La Cour considère que l'avocat C ne pouvait ignorer que la société Y souhaitait rester dans les lieux loués puisqu’il est intervenu dans la procédure sur opposition par laquelle Y contestait la résiliation du bail.

Il appartenait donc à l'avocat de mettre en œuvre tous les moyens légaux à sa disposition pour permettre au contrat de bail de subsister. Partant, d’avertir Y de la nécessité de demander le renouvellement du bail.

L’avocat C en omettant de mettre en garde sa cliente contre l'échéance du délai de demande de renouvellement du bail commercial a commis une faute dans son devoir de conseil.

De sorte que la société Y se trouve dans la situation d'avoir perdu une chance. 2 Cette perte peut constituer un dommage susceptible d'être réparé lorsqu'il ressort des circonstances de l'espèce que cette chance était certaine. 3

Dans les faits, il y avait peu de chances que le propriétaire obtienne la résiliation du bail, la destination de magasin de prêt-à-porter ne violant pas l'article 3 du contrat de bail. La société Y avait 50% de chances d'obtenir le renouvellement de son contrat de bail.
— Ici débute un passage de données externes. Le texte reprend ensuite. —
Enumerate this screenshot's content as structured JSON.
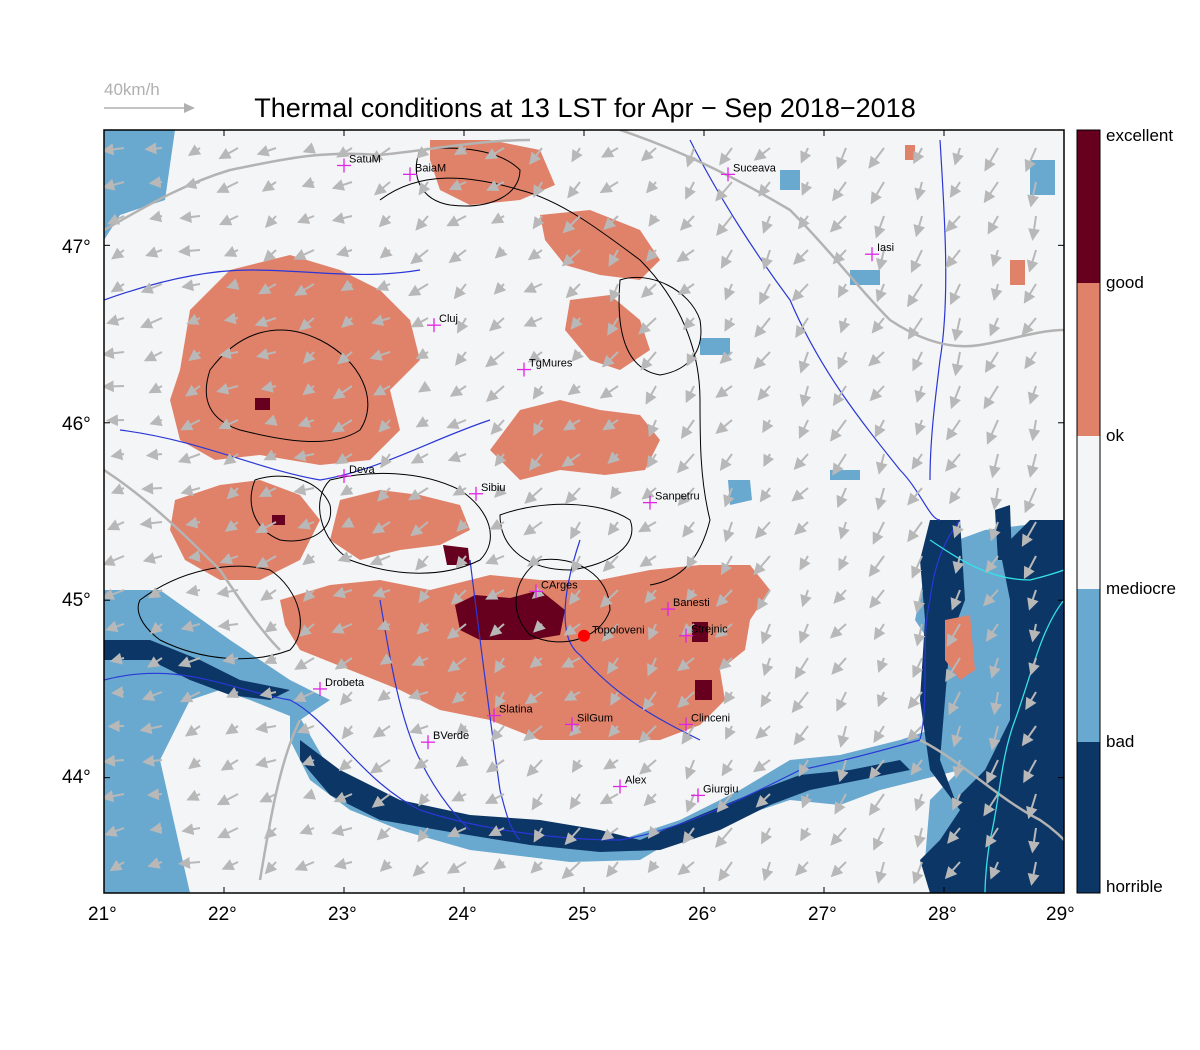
{
  "title": "Thermal conditions at 13 LST for Apr − Sep  2018−2018",
  "wind_reference": "40km/h",
  "map": {
    "lon_range": [
      21,
      29
    ],
    "lat_range": [
      43.35,
      47.65
    ],
    "x_ticks": [
      "21°",
      "22°",
      "23°",
      "24°",
      "25°",
      "26°",
      "27°",
      "28°",
      "29°"
    ],
    "y_ticks": [
      "47°",
      "46°",
      "45°",
      "44°"
    ]
  },
  "colorbar": {
    "labels": [
      "excellent",
      "good",
      "ok",
      "mediocre",
      "bad",
      "horrible"
    ],
    "colors": {
      "excellent": "#67001f",
      "good": "#e0826a",
      "ok": "#f4f5f7",
      "mediocre": "#f4f5f7",
      "bad": "#69a9d0",
      "horrible": "#0c3665"
    }
  },
  "cities": [
    {
      "name": "SatuM",
      "lon": 23.0,
      "lat": 47.45
    },
    {
      "name": "BaiaM",
      "lon": 23.55,
      "lat": 47.4
    },
    {
      "name": "Suceava",
      "lon": 26.2,
      "lat": 47.4
    },
    {
      "name": "Iasi",
      "lon": 27.4,
      "lat": 46.95
    },
    {
      "name": "Cluj",
      "lon": 23.75,
      "lat": 46.55
    },
    {
      "name": "TgMures",
      "lon": 24.5,
      "lat": 46.3
    },
    {
      "name": "Deva",
      "lon": 23.0,
      "lat": 45.7
    },
    {
      "name": "Sibiu",
      "lon": 24.1,
      "lat": 45.6
    },
    {
      "name": "Sanpetru",
      "lon": 25.55,
      "lat": 45.55
    },
    {
      "name": "CArges",
      "lon": 24.6,
      "lat": 45.05
    },
    {
      "name": "Banesti",
      "lon": 25.7,
      "lat": 44.95
    },
    {
      "name": "Strejnic",
      "lon": 25.85,
      "lat": 44.8
    },
    {
      "name": "Drobeta",
      "lon": 22.8,
      "lat": 44.5
    },
    {
      "name": "Slatina",
      "lon": 24.25,
      "lat": 44.35
    },
    {
      "name": "SilGum",
      "lon": 24.9,
      "lat": 44.3
    },
    {
      "name": "Clinceni",
      "lon": 25.85,
      "lat": 44.3
    },
    {
      "name": "BVerde",
      "lon": 23.7,
      "lat": 44.2
    },
    {
      "name": "Alex",
      "lon": 25.3,
      "lat": 43.95
    },
    {
      "name": "Giurgiu",
      "lon": 25.95,
      "lat": 43.9
    }
  ],
  "highlight_site": {
    "name": "Topoloveni",
    "lon": 25.0,
    "lat": 44.8
  }
}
Par conséquent, la perte de chance pour Y est sérieuse et un dommage dans son chef est établi. L’assurance responsabilité professionnelle de l’avocat est condamnée à payer à la société Y la somme de 30.676,82 euros.

Bon à savoir

Le devoir de conseil et d’information de l'avocat est une obligation de moyen. Par conséquent, si le résultat souhaité par le client n'est pas obtenu, il appartient à ce dernier de prouver que tous les moyens n'ont pas été mis en œuvre par son avocat et que celui-ci a donc commis une faute. 4

La faute de l'avocat consiste à ne pas agir comme l'aurait fait, dans les mêmes circonstances, un avocat normalement prudent et diligent. 5

En outre, l'avocat ne doit pas attendre passivement les instructions que le client lui donnera éventuellement mais il doit prendre l'initiative de rendre celui-ci attentif à des embûches, des obligations légales ou des formalités à accomplir. 6

Cela étant, l'obligation d'information peut être atténuée face à un client ayant connaissances des règlementations légales applicables. Toutefois, en règle, l'avocat reste toujours tenu de conseiller son client sur les options qui s'ouvrent à lui et de le mettre en garde quant aux risques qui résulteraient de certaines options choisies, même si, en présence d'un client averti, les conseils peuvent être prodigués de façon simplifiée. 7

_______________

1. Cour d’appel de Bruxelles, 10 novembre 2006, J.L.M.B., 2008/06, p. 229.

2. J.F. Gribomont, « Des aspects actuels de la responsabilité civile professionnelle des avocats », J.T., 1982, p. 598.

3. Liège, 20 octobre 1989, J.L.M.B., 1990, p. 86.

4. B. Troiani, « La responsabilité de l'avocat dans la consultation et la négociation », Ann. dr. Louvain, 1996, pp. 367-368.

5. P. Depuydt, Responsabilité de l'avocat et de l'huissier de justice, Story-Scientia, 1984, p. 26.

6. Liège, 22 décembre 1998, J.L.M.B., 2000, p. 242.

7. P. Henry et B. De Cocquéau, « Le devoir de conseil de l'avocat et de l'huissier de justice », in Larcier, Formation permanente CUP, vol. 89, Les obligations d'information, de renseignement, de mise en garde et de conseil, p. 65.